« Le Luxembourg est une des îles principales de l’archipel de notre
vie »
Dans le cadre du salon du livre, notre association a participée
également
à une lecture bilingue occitan français intitulée "Des Balssàs de
Boudou à Honoré de Balzac"
Des Balssàs de Boudou au Balzac d’Honoré
L’histoire singulière que
nous vous proposons de raconter à partir de deux grands écrivains, Jean
Boudou et Honoré de Balzac, que tout semble séparer, la langue, la culture,
mais qui ont un dénominateur commun, leur origine familiale par la mère de
Boudou qui est née Balssa, tient son origine dans ce que nous appellerions
aujourd’hui l’exil ou l’exode, tragédie quotidienne des peuples bannis de
leur terre, et qui parle aussi peut-être de celle de l’humanité qu’ils ont
voulu, chacun à leur manière, faire apparaître dans leurs œuvres.
Remonter aux sources, décrire
jusqu’au moindre détails les liens de parenté, les lieux et patronymes, tels
sont entre autres les grands thèmes de leur recherche littéraire.
Chez Boudou, les contes
dels Balssàs, cette saga familiale, commencent par la guerre qui massacre et
détruit tout et fait s’enfuir les ancêtres de ces deux auteurs, ainsi que
toute une cohorte de pauvres gens, sur le chemin terrible de l’exode, vers un
autre pays, inconnu, sauvage et dépeuplé, la vallée du Viaur dans l’Aveyron.
Là-bas cette souche
familiale sera mythifiée par Boudou comme l’origine de l’humanité partant
d’un paradis, de l’Eden, pour se retrouver sur une terre où les fratricides,
les conflits religieux, la peste, les crimes, les reniements seront leur
sort, leur enfer.
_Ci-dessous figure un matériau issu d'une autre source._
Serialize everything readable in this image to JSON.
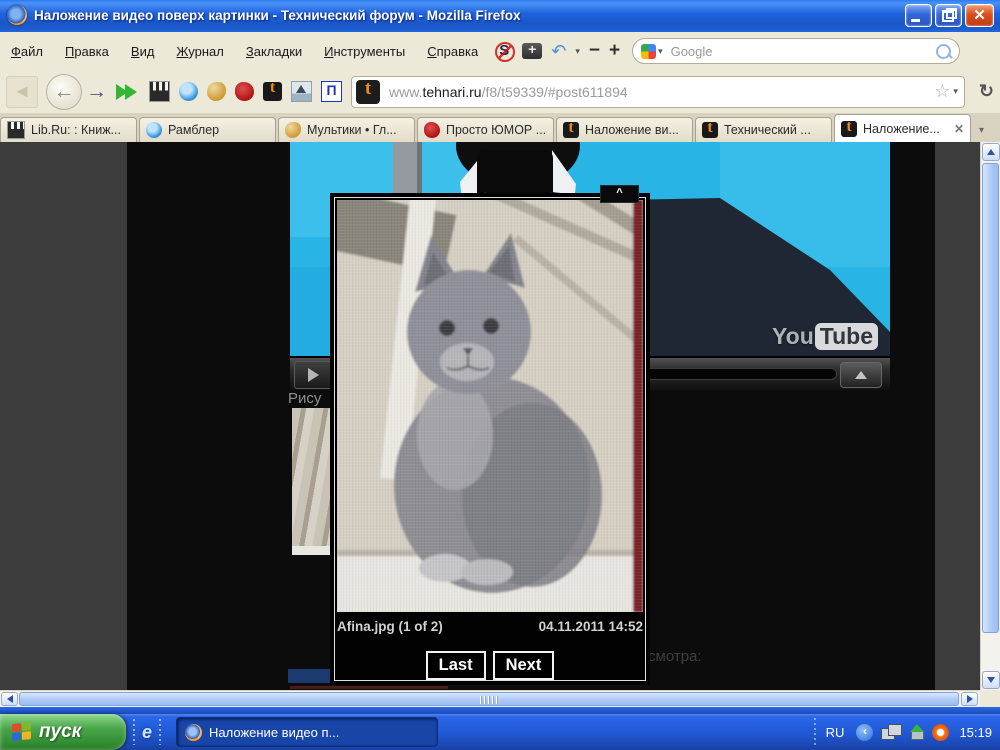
{
  "window": {
    "title": "Наложение видео поверх картинки - Технический форум - Mozilla Firefox"
  },
  "menu": {
    "items": [
      {
        "label": "Файл"
      },
      {
        "label": "Правка"
      },
      {
        "label": "Вид"
      },
      {
        "label": "Журнал"
      },
      {
        "label": "Закладки"
      },
      {
        "label": "Инструменты"
      },
      {
        "label": "Справка"
      }
    ]
  },
  "search": {
    "placeholder": "Google"
  },
  "address": {
    "prefix": "www.",
    "domain": "tehnari.ru",
    "path": "/f8/t59339/#post611894"
  },
  "tabs": [
    {
      "label": "Lib.Ru: : Книж..."
    },
    {
      "label": "Рамблер"
    },
    {
      "label": "Мультики • Гл..."
    },
    {
      "label": "Просто ЮМОР ..."
    },
    {
      "label": "Наложение ви..."
    },
    {
      "label": "Технический ..."
    },
    {
      "label": "Наложение..."
    }
  ],
  "page": {
    "youtube": {
      "you": "You",
      "tube": "Tube"
    },
    "left_text": "Рису",
    "right_text": "смотра:"
  },
  "lightbox": {
    "caption": "Afina.jpg (1 of 2)",
    "timestamp": "04.11.2011 14:52",
    "buttons": {
      "last": "Last",
      "next": "Next"
    }
  },
  "taskbar": {
    "start": "пуск",
    "task": "Наложение видео п...",
    "tray": {
      "language": "RU",
      "clock": "15:19"
    }
  },
  "colors": {
    "titlebar_blue": "#1f63dd",
    "toolbar_beige": "#ece9d8",
    "video_cyan": "#28b5e5",
    "taskbar_blue": "#2058d4",
    "start_green": "#3f9c3f"
  }
}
Cette vallée symbolisera ainsi pour lui ce lieu de la
condition humaine tragique où le mot « Amor » n’existe pas, et qui
reste toujours le lot actuel de ce qu’appelle Boudou « Les damnés de la
terre ». Car Boudou a choisi son camp, celui des misérables, et également
sa langue, l’occitan, un outil à son service dira-t-il, une langue qu’il
croit être condamnée comme lui et qui va inéluctablement vers sa mort,
écrasée entre son passé splendide et les luttes vaines contre les
oppressions, sans futur et que les siens renient. Il s’en servira pour se
tenir droit, en vie, pour éviter de se tuer ou de sombrer dans la folie, et
chercher sa liberté, sa Talvera, sa Lisière, sur les marges de la société,
ses frontières, ses limites.
Mais n’en est-il pas
aussi ainsi de son ancêtre, l’Onorat, Honoré de Balzac, qui semble ne rien
savoir de son passé familial, dont son père avait francisé le nom de Balssà
en Balzac pour cacher son origine et ses secrets, mais pour lequel peut-être
« la civilisation et ses Lumières ne semblent être que la fragile pellicule
sous laquelle gronde et perce la lave sauvage et sublime de la nature humaine
sortie de ses gonds et revenue à son état de violence primitive », comme
disait Rousseau.
Voici donc l’histoire de
cette malédiction ou comédie humaine des Balssàs, en commençant par :
L'implantation des Balssa
dans la vallée du Viaur
La vallée du Viaur a vécu
durant un siècle, de 1348 à 1450 environ, toute une série d'épreuves :
épidémie de peste noire, guerre entre les bandes armées au service du
roi de France et celles agissant pour le compte du roi d'Angleterre
après le traité de Brétigny, dévastations commises par les Grandes
Compagnies. Toutes ces épreuves ont entraîné la disparition d'une grande
partie de la population, ce qui nécessita un repeuplement partiel de la
vallée à partir d'immigrants venus d'autres régions. Une étude des patronymes
de ces immigrants montre qu'un grand nombre provenait du nord du Rouergue, de
l'Auvergne et du Gévaudan voisin.
Ecoutons le récit que
fait Jean Boudou de cette exode vers ces terres nouvelles :
/…/ Lo vilatge cremava
(Le village brûlait). De soldats cridavan per las carrièras en brandissant
d’espalhons alucats (Des soldats criaient dans les rues en brandissant des
torches de pailles allumées). Devián èsser los enemics ! qual
sap ?...(Ce devait être les ennemis ! Qui sait ?…) En temps de
guèrra tot se mescla e los soldats son totes de soldats (En temps de guerre
tout se mêle et les soldats sont tous des soldats).
Balssà lo vièlh prompe
jongeguèt las doas vacas guinetas, las atelèt al carrí nòu. La Balssana pausèt sul carri un paquet de pelhas, un tròc de pòrc
salat, qualques topinas de grais. Sonèt Balssanon, lo seu dròlle, e
barringa–barranga, tota la familha partiguèt dins la nuèch, sus la nèu(Le
vieux Balssa lia rapidement les deux vaches rousses, les attela au nouveau
chariot. Sa femme posa sur le chariot un paquet d’oripeaux, un morceau de
porc salé, quelques toupines de graisse. Elle appela le petit Balssa, son
garçon, et cahin-caha, toute la famille parti dans la nuit, sous la neige)/…/
A l’origine du nom Balssa
Le nom de famille Balsa
ou Balssa qui est le vrai nom d'Honoré dérive de l'adjectif occitan "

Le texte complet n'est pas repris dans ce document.